3D printing gives its employers flawless control over shape, architecture and size of the parts to be created, making it perfect to mass produce graphene devices to advance water purification structures into the right direction.
How the Aerogel was Created?
The starting point was the production of graphene-based ink to proficiently and reliably create aerogels that could absorb water, while inhibiting particle clusters. With this goal in mind, a new viscoelasticity-optimized 3D printing material was formed, by using a graphene oxide (GO) powder as a base and combining it with bio-inspired polydopamine (PDA) and bovine serum albumin (BSA). The biopolymers also further raised the capability to remove contamination.

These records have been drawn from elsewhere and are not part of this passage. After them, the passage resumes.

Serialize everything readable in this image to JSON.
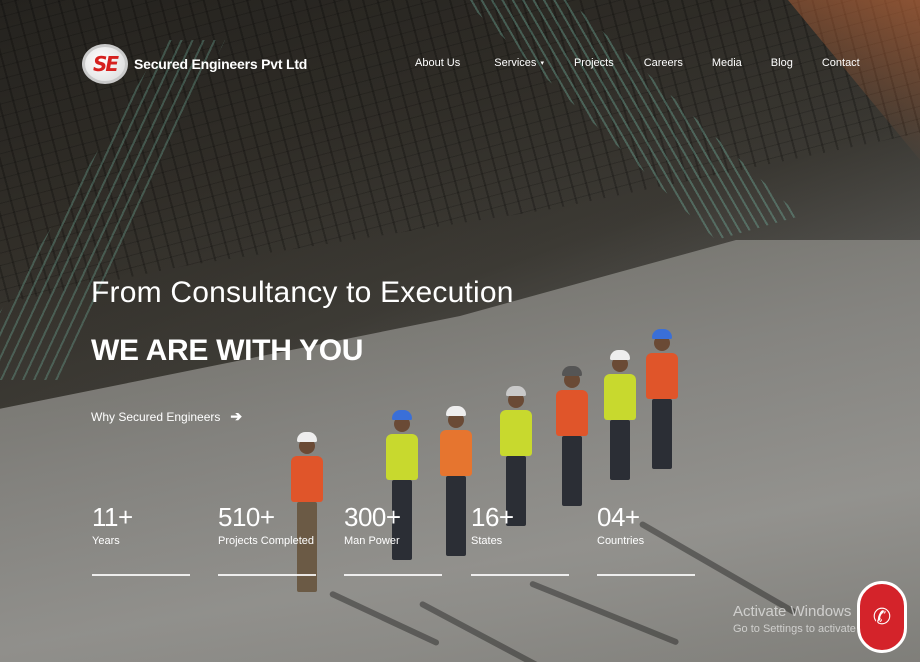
{
  "brand": {
    "logo_mark": "SE",
    "name": "Secured Engineers Pvt Ltd"
  },
  "nav": {
    "items": [
      {
        "label": "About Us"
      },
      {
        "label": "Services"
      },
      {
        "label": "Projects"
      },
      {
        "label": "Careers"
      },
      {
        "label": "Media"
      },
      {
        "label": "Blog"
      },
      {
        "label": "Contact"
      }
    ],
    "services_caret": "▾"
  },
  "hero": {
    "title": "From Consultancy to Execution",
    "subtitle": "WE ARE WITH YOU",
    "link_label": "Why Secured Engineers",
    "link_arrow": "➔"
  },
  "stats": [
    {
      "value": "11+",
      "label": "Years"
    },
    {
      "value": "510+",
      "label": "Projects Completed"
    },
    {
      "value": "300+",
      "label": "Man Power"
    },
    {
      "value": "16+",
      "label": "States"
    },
    {
      "value": "04+",
      "label": "Countries"
    }
  ],
  "watermark": {
    "line1": "Activate Windows",
    "line2": "Go to Settings to activate Windows."
  },
  "call_button": {
    "icon": "phone-icon",
    "glyph": "✆"
  },
  "colors": {
    "accent": "#d4232a",
    "text": "#ffffff"
  }
}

Testing of the Removal Abilities
The researchers then 3D printed a 12 mm (D) x 4 mm (H) test sample to freeze and freeze-dry it. This resulted in a G-PDA-BSA aerogel that could be extensively tested. It was brought into contact with contaminated water to measure its removal abilities. In every case of the 10 cycles it was tested in, the graphene aerogel was able to reduce color dye contamination by up to 20% and remove 100% of the contaminations.
With continuous work on the aerogel, it reached the stage of being able to filter heavy metals like chromium and lead. What makes this remarkable is that existing water treatment plants have a tough time removing both of these alloys. The removal of these heavy metals was mainly caused by the electrostatic interaction, while the hydrophobic one led to the clearance of dyes and organic solvents from water.
More research and improvement could lead to the creation of other functional reusable nanomaterials. The final goal being these devices finding their way into commercial water decontamination facilities in form of reactors or filters.